In a world where technology has become an integral part of one’s life, the academe is also searching and sharing ways to enhance learning. I spent a late afternoon in Xavier School to be part of the get-together of tech integrators from different schools who came together to share how different apps they use are integrated with the subject matter they teach.
Xavier School has the distinction of being the first and only Regional Training Centre (RTC) in the Philippines. On its website, Apple describes their RTCs as follows:
The Regional Training Centre programme was born in the UK in 2005 to provide teachers with training, expertise and access to best practice to support their use of Apple technology in the classroom. The programme brings together a wide community of experienced educators and experts who provide free and easy access to Apple’s creative learning technologies through local learning-hubs.
It’s not surprising that Xavier School holds this distinction. The school has always been at the forefront of using technology. Here is an article I wrote on Xavier School way back in 2009 that already showed them moving quickly into integrating tech into the academe.
Millennials are totally different from the kind of student we probably were way back when. Today’s youth were born into the digital age. They are digital natives. Tech does not intimidate them at all. They are very comfortable using it and it is almost like second skin to them. The age of Google Search and instantaneous results also make them more impatient.
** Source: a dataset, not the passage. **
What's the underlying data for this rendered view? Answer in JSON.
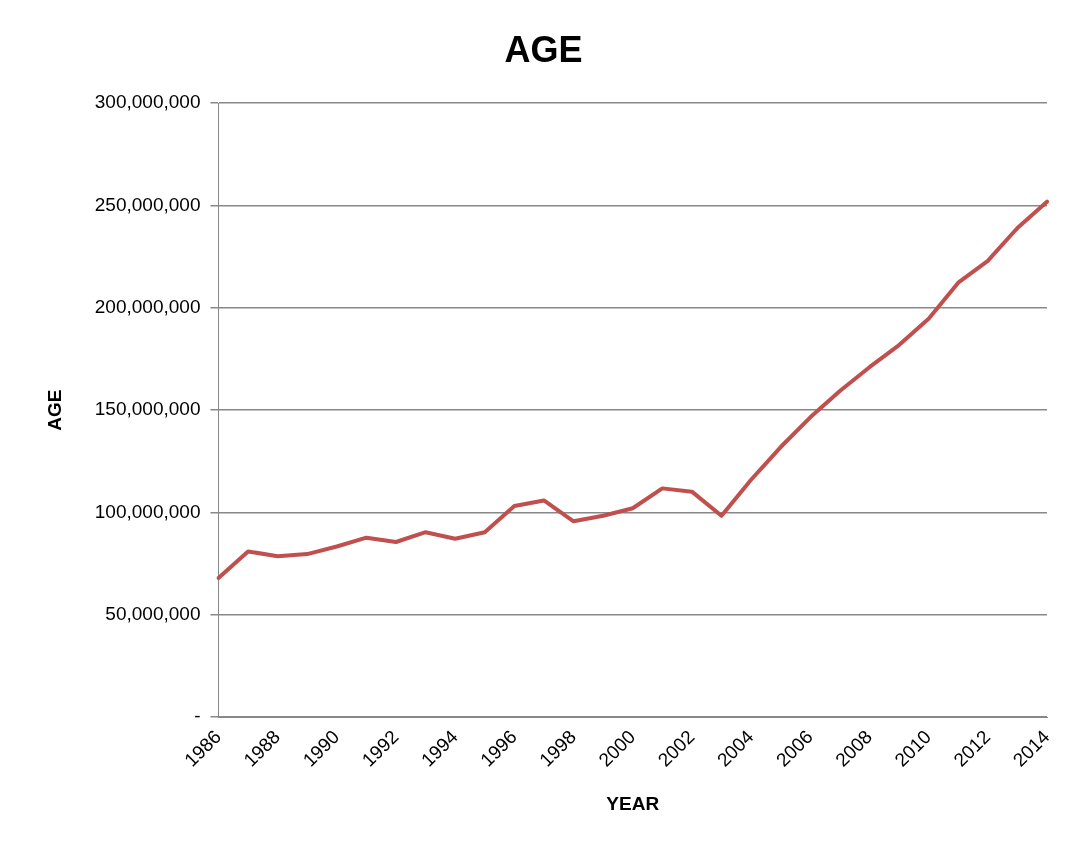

They want answers right away and want lessons presented to them in a way that keeps their attention (their attention span is much shorter than ours). “Deadpan” presentations just won’t cut it anymore. They need to be stimulated by what they see and hear. Multimedia keeps them attentive.
This is the challenge to educators today – how to keep up with the latest technology, identify the useful applications, and weave these apps into one’s lesson plans in a way that is creative, imaginative, visual, and incorporates movement and sound as well. This first of planned get-togethers by tech integrators is definitely one way of sharing such technologies and their academic applications.
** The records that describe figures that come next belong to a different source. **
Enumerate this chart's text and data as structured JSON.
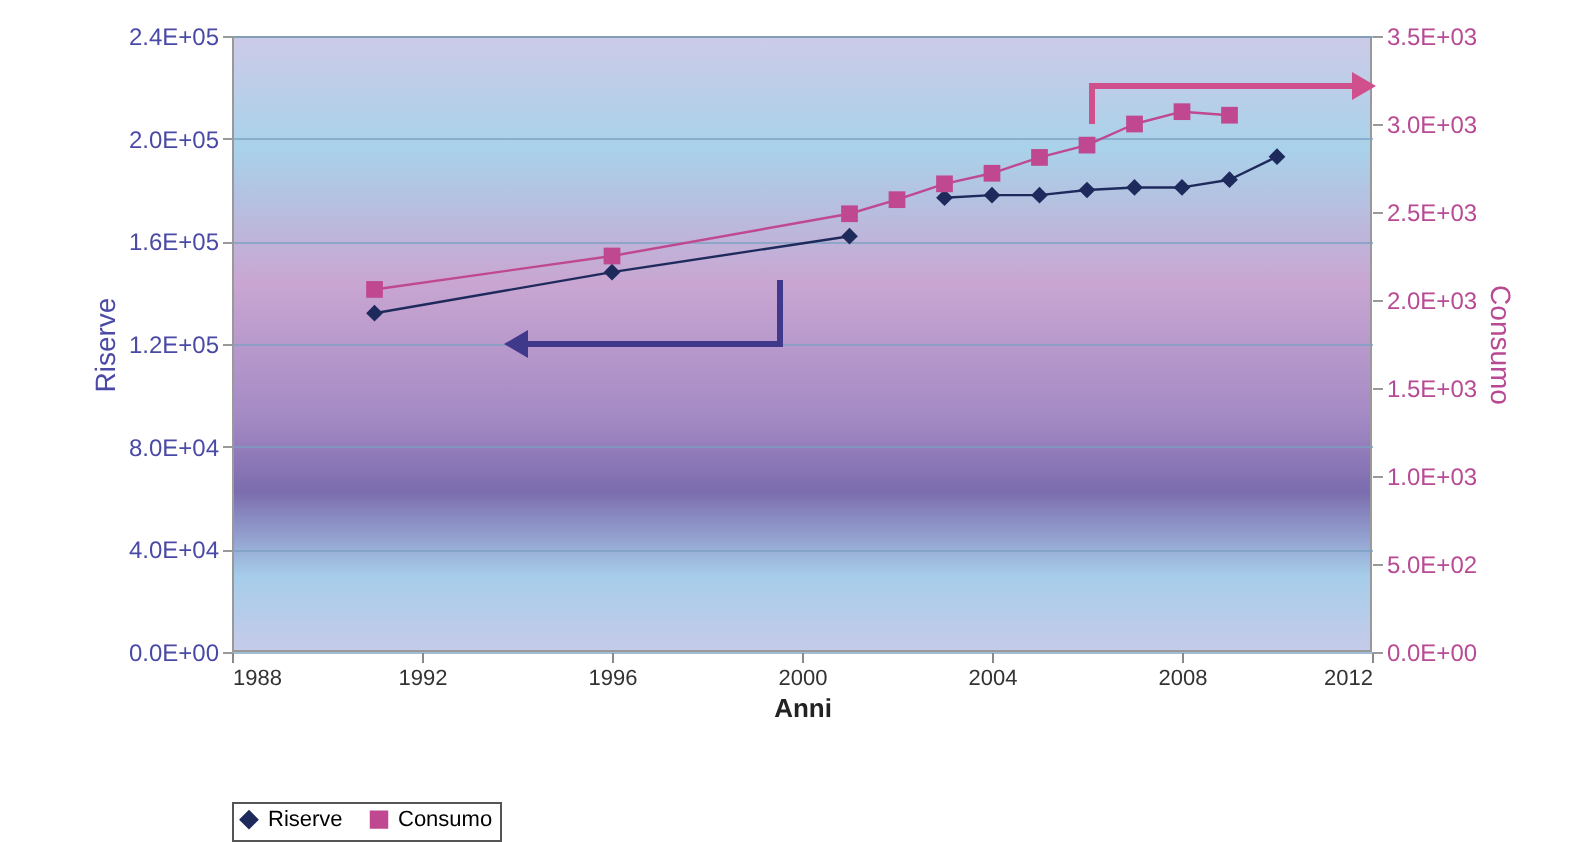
{
  "chart_data": {
    "type": "line",
    "xlabel": "Anni",
    "ylabel": "Riserve",
    "y2label": "Consumo",
    "xlim": [
      1988,
      2012
    ],
    "xticks": [
      1988,
      1992,
      1996,
      2000,
      2004,
      2008,
      2012
    ],
    "ylim": [
      0,
      240000
    ],
    "yticks": [
      {
        "value": 0,
        "label": "0.0E+00"
      },
      {
        "value": 40000,
        "label": "4.0E+04"
      },
      {
        "value": 80000,
        "label": "8.0E+04"
      },
      {
        "value": 120000,
        "label": "1.2E+05"
      },
      {
        "value": 160000,
        "label": "1.6E+05"
      },
      {
        "value": 200000,
        "label": "2.0E+05"
      },
      {
        "value": 240000,
        "label": "2.4E+05"
      }
    ],
    "y2lim": [
      0,
      3500
    ],
    "y2ticks": [
      {
        "value": 0,
        "label": "0.0E+00"
      },
      {
        "value": 500,
        "label": "5.0E+02"
      },
      {
        "value": 1000,
        "label": "1.0E+03"
      },
      {
        "value": 1500,
        "label": "1.5E+03"
      },
      {
        "value": 2000,
        "label": "2.0E+03"
      },
      {
        "value": 2500,
        "label": "2.5E+03"
      },
      {
        "value": 3000,
        "label": "3.0E+03"
      },
      {
        "value": 3500,
        "label": "3.5E+03"
      }
    ],
    "grid": "y",
    "legend": "bottom",
    "series": [
      {
        "name": "Riserve",
        "color": "#1f2a5c",
        "marker": "diamond",
        "x": [
          1991,
          1996,
          2001,
          2002,
          2003,
          2004,
          2005,
          2006,
          2007,
          2008,
          2009,
          2010
        ],
        "values": [
          132000,
          148000,
          162000,
          null,
          177000,
          178000,
          178000,
          180000,
          181000,
          181000,
          184000,
          193000
        ]
      },
      {
        "name": "Consumo",
        "color": "#c04890",
        "marker": "square",
        "axis": "y2",
        "x": [
          1991,
          1996,
          2001,
          2002,
          2003,
          2004,
          2005,
          2006,
          2007,
          2008,
          2009
        ],
        "values": [
          2060,
          2250,
          2490,
          2570,
          2660,
          2720,
          2810,
          2880,
          3000,
          3070,
          3050
        ]
      }
    ]
  }
}
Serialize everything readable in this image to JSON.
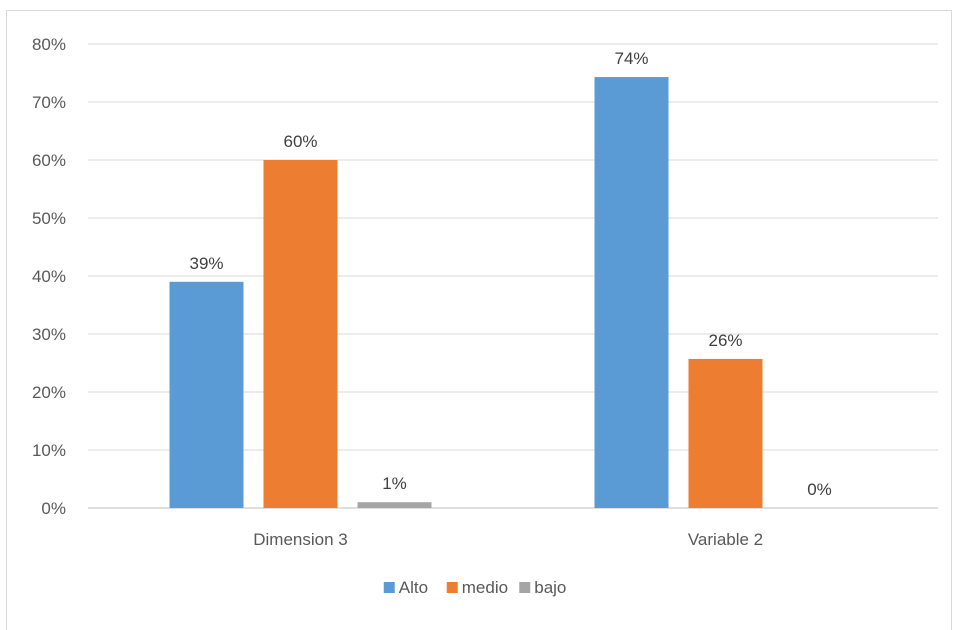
{
  "chart_data": {
    "type": "bar",
    "title": "",
    "xlabel": "",
    "ylabel": "",
    "categories": [
      "Dimension 3",
      "Variable 2"
    ],
    "series": [
      {
        "name": "Alto",
        "color": "#5B9BD5",
        "values": [
          0.39,
          0.743
        ],
        "labels": [
          "39%",
          "74%"
        ]
      },
      {
        "name": "medio",
        "color": "#ED7D31",
        "values": [
          0.6,
          0.257
        ],
        "labels": [
          "60%",
          "26%"
        ]
      },
      {
        "name": "bajo",
        "color": "#A5A5A5",
        "values": [
          0.01,
          0.0
        ],
        "labels": [
          "1%",
          "0%"
        ]
      }
    ],
    "ylim": [
      0,
      0.8
    ],
    "yticks": [
      0,
      0.1,
      0.2,
      0.3,
      0.4,
      0.5,
      0.6,
      0.7,
      0.8
    ],
    "ytick_labels": [
      "0%",
      "10%",
      "20%",
      "30%",
      "40%",
      "50%",
      "60%",
      "70%",
      "80%"
    ],
    "grid": true,
    "legend_position": "bottom",
    "gridline_color": "#d9d9d9",
    "axis_color": "#bfbfbf"
  }
}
To kickstart the get-together, everyone was asked to type into several iMacs in the room what their definition of “tech integrator” was. Using an app called BaiBoard, an interactive whiteboard for online collaboration, everyone typed in their definitions with all of them showing up simultaneously on all the screens. This illustrates what can be done in a classroom, with each student typing in inputs on his own device and with everyone’s inputs reflecting on just one interactive whiteboard. A cool collaborative technique!
Some teachers from Xavier School and other schools gave lightning talks to share what they were doing with apps to integrate them into classroom learning.
I was fascinated, in particular, by the use of two apps, an animation app called Tellagami and a chroma app (green screen), which when combined, created a talking avatar (using one’s own voice) in the foreground of a subject matter photo.
An educator from another school shared how they superimposed the heads of their school administration onto superheroes just to catch the students’ attention. And the students loved it! Yes, it’s nice once in a while to see our teachers make fun of themselves, right?
This get-together, they say, is just the first of many more. Some of the participants probably are not yet as advanced as Xavier School’s educators in terms of tech integration but it is precisely this kind of inter-school sharing and collaboration that will help level up their way of teaching.
I was schooled the old, traditional way – via lectures, library researches and quizzes on pad papers. The way kids now are being taught is so much more fascinating and exciting and brings the knowledge of the world quickly into this space we call SCHOOL. I can just imagine how much more exciting learning can really be once tech integration in the academe goes mainstream.